The charity single Bridge Over Troubled Water was sung and a group multi-faith prayer was held.
London Mayor Sadiq Khan said although the 51st carnival took place in a context of sadness and sorrow, it was a celebration of London’s diversity.
A “ring of care” has been formed around the tower by police.
Earlier, the carnival got under way with a traditional paint fight.
The tradition, known as Jouvert, meaning “open of the day”, sees revellers hurl paint at each other which dancing to steel bands and African drummers.
In her speech local MP Emma Dent Coad, who had previously likened the carnival to a wake, praised the “Grenfell generation” of young people and urged them to set aside sadness and worries.
“Carnival is for dancing, laughing, singing along and having a wonderful time with our community and those closest to us,” she said.
More than 80 people are believed to have died when fire engulfed the Grenfell Tower block of flats on 14 June. The carnival route passes near the tower.
Pepe Francis, chairman of the carnival trust, said: “This will be the first opportunity for visitors to Carnival to pay their respects for those affected by Grenfell.”
Organisers have encouraged attendees to wear or accessorise in “green for Grenfell” in a display of “reverence and respect amidst the revelry”.

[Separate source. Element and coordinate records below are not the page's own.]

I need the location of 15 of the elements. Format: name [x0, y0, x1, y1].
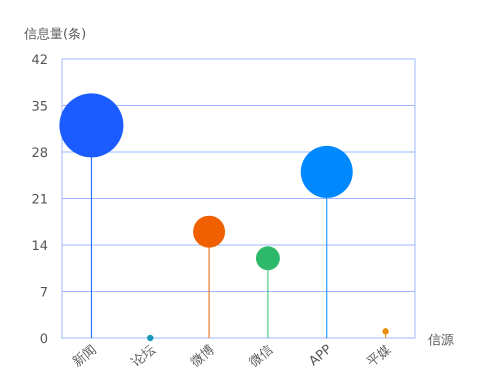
x-tick-label: 平媒	[364, 342, 394, 370]
y-tick-label: 35	[31, 100, 48, 114]
y-tick-label: 0	[40, 332, 48, 347]
y-tick-label: 7	[40, 286, 48, 300]
x-axis-title: 信源	[428, 333, 454, 348]
y-tick-label: 21	[31, 192, 48, 208]
y-tick-label: 14	[31, 239, 48, 254]
x-tick-label: 微博	[188, 342, 218, 370]
x-tick-label: 论坛	[128, 342, 158, 370]
x-tick-label: APP	[306, 342, 336, 370]
y-tick-label: 28	[31, 146, 48, 161]
x-tick-label: 微信	[246, 342, 276, 370]
y-tick-label: 42	[31, 53, 48, 68]
x-tick-label: 新闻	[70, 342, 100, 370]
y-axis-title: 信息量(条)	[24, 27, 86, 42]
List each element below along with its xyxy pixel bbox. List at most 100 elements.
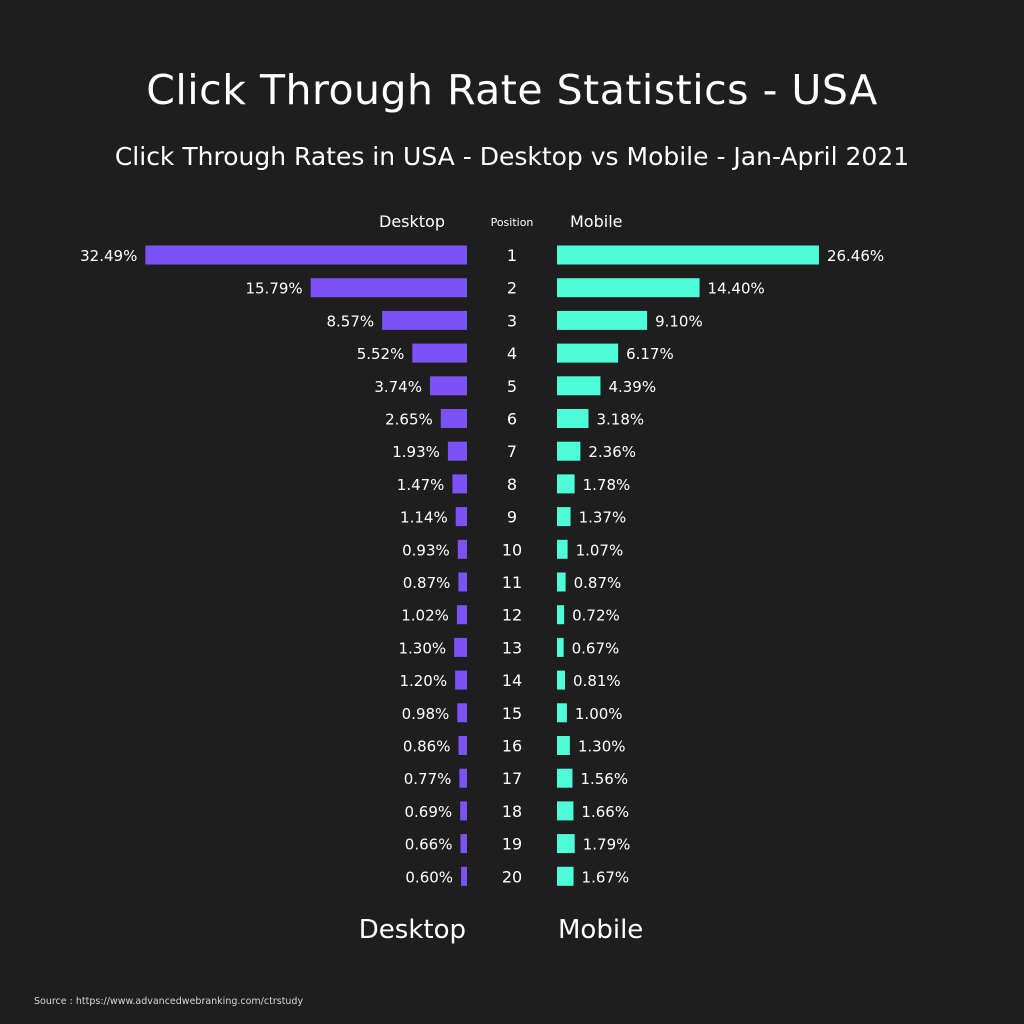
- desktop-value-label: 0.93%: [402, 541, 450, 559]
- desktop-value-label: 0.87%: [403, 574, 451, 592]
- desktop-value-label: 15.79%: [245, 280, 302, 298]
- mobile-bar: [557, 343, 619, 363]
- mobile-bar: [557, 637, 564, 657]
- desktop-value-label: 1.14%: [400, 509, 448, 527]
- mobile-value-label: 26.46%: [827, 247, 884, 265]
- mobile-bar: [557, 474, 575, 494]
- mobile-value-label: 1.79%: [583, 836, 631, 854]
- position-label: 11: [502, 573, 522, 592]
- desktop-value-label: 0.98%: [402, 705, 450, 723]
- desktop-bar: [310, 278, 467, 298]
- desktop-bar: [382, 310, 467, 330]
- mobile-bar: [557, 768, 573, 788]
- position-label: 2: [507, 279, 517, 298]
- desktop-bar: [455, 670, 467, 690]
- desktop-value-label: 1.47%: [397, 476, 445, 494]
- mobile-value-label: 1.37%: [579, 509, 627, 527]
- mobile-bar: [557, 441, 581, 461]
- mobile-value-label: 9.10%: [655, 312, 703, 330]
- position-label: 13: [502, 638, 522, 657]
- position-label: 16: [502, 737, 522, 756]
- mobile-value-label: 2.36%: [588, 443, 636, 461]
- desktop-value-label: 1.93%: [392, 443, 440, 461]
- position-label: 14: [502, 671, 522, 690]
- mobile-bar: [557, 376, 601, 396]
- mobile-value-label: 1.78%: [583, 476, 631, 494]
- mobile-value-label: 1.30%: [578, 738, 626, 756]
- mobile-bar: [557, 605, 565, 625]
- mobile-bar: [557, 245, 819, 265]
- position-label: 12: [502, 606, 522, 625]
- position-label: 15: [502, 704, 522, 723]
- desktop-bar: [459, 768, 467, 788]
- source-note: Source : https://www.advancedwebranking.…: [34, 996, 304, 1007]
- desktop-bar: [452, 474, 467, 494]
- chart-subtitle: Click Through Rates in USA - Desktop vs …: [114, 142, 910, 171]
- mobile-value-label: 14.40%: [708, 280, 765, 298]
- desktop-bar: [457, 539, 467, 559]
- desktop-bar: [412, 343, 467, 363]
- footer-desktop-label: Desktop: [359, 915, 466, 945]
- desktop-bar: [429, 376, 467, 396]
- desktop-value-label: 0.77%: [404, 770, 452, 788]
- mobile-bar: [557, 834, 575, 854]
- footer-mobile-label: Mobile: [558, 915, 643, 945]
- mobile-bar: [557, 278, 700, 298]
- position-label: 5: [507, 377, 517, 396]
- position-label: 7: [507, 442, 517, 461]
- position-label: 19: [502, 835, 522, 854]
- mobile-bar: [557, 409, 589, 428]
- desktop-bar: [457, 703, 467, 723]
- position-label: 17: [502, 769, 522, 788]
- position-label: 6: [507, 410, 517, 429]
- mobile-bar: [557, 670, 566, 690]
- desktop-value-label: 8.57%: [327, 312, 375, 330]
- position-label: 20: [502, 867, 522, 886]
- mobile-value-label: 1.07%: [576, 541, 624, 559]
- desktop-bar: [461, 866, 467, 886]
- desktop-value-label: 0.69%: [405, 803, 453, 821]
- mobile-bar: [557, 866, 574, 886]
- desktop-bar: [456, 605, 467, 625]
- mobile-value-label: 1.56%: [580, 770, 628, 788]
- desktop-value-label: 0.60%: [405, 868, 453, 886]
- desktop-bar: [454, 637, 467, 657]
- mobile-value-label: 1.66%: [581, 803, 629, 821]
- position-label: 18: [502, 802, 522, 821]
- mobile-bar: [557, 736, 570, 755]
- position-label: 4: [507, 344, 517, 363]
- header-position-label: Position: [491, 216, 534, 229]
- desktop-value-label: 2.65%: [385, 411, 433, 429]
- mobile-bar: [557, 507, 571, 527]
- mobile-value-label: 0.87%: [574, 574, 622, 592]
- mobile-bar: [557, 572, 566, 592]
- desktop-value-label: 0.86%: [403, 738, 451, 756]
- desktop-bar: [145, 245, 467, 265]
- desktop-value-label: 1.30%: [398, 639, 446, 657]
- desktop-bar: [460, 801, 467, 821]
- mobile-value-label: 6.17%: [626, 345, 674, 363]
- position-label: 3: [507, 311, 517, 330]
- position-label: 8: [507, 475, 517, 494]
- mobile-value-label: 0.81%: [573, 672, 621, 690]
- desktop-bar: [460, 834, 467, 854]
- desktop-bar: [440, 409, 467, 428]
- desktop-value-label: 3.74%: [374, 378, 422, 396]
- position-label: 10: [502, 540, 522, 559]
- desktop-bar: [458, 736, 467, 755]
- mobile-value-label: 4.39%: [608, 378, 656, 396]
- mobile-value-label: 0.72%: [572, 607, 620, 625]
- chart-title: Click Through Rate Statistics - USA: [146, 66, 878, 114]
- desktop-value-label: 5.52%: [357, 345, 405, 363]
- position-label: 9: [507, 508, 517, 527]
- mobile-value-label: 0.67%: [572, 639, 620, 657]
- mobile-bar: [557, 801, 574, 821]
- header-mobile-label: Mobile: [570, 212, 622, 231]
- header-desktop-label: Desktop: [379, 212, 445, 231]
- mobile-value-label: 1.00%: [575, 705, 623, 723]
- desktop-bar: [447, 441, 467, 461]
- desktop-value-label: 0.66%: [405, 836, 453, 854]
- mobile-value-label: 1.67%: [582, 868, 630, 886]
- desktop-value-label: 1.02%: [401, 607, 449, 625]
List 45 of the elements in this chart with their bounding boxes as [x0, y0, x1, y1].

Hundreds of hand-drawn tributes, flowers and candles will be protected by fencing, while the public have been asked not to take selfies at the site.
A reflection zone will be placed near the burnt high-rise, where performers will lower the volume of their music.
At 15:00 on both days, hundreds of thousands of revellers along the route are expected to pause and observe a minute’s silence to mark the tragedy.
A spokesman for Grenfell United, a residents and survivors group, said: “We hope people will follow these requests from us and our friends and family in the wider community.
“They will enable people to pay their respects; be conscious of our vulnerability; and show solidarity for our ongoing demands for housing and full justice, in the creative spirit of Carnival.”
Steel barriers, concrete blocks and a ban on vehicles will be in place to protect revellers from the threat of terrorism.
Scotland Yard said there was no specific intelligence but security plans had been “thoroughly reviewed” after the Barcelona attack.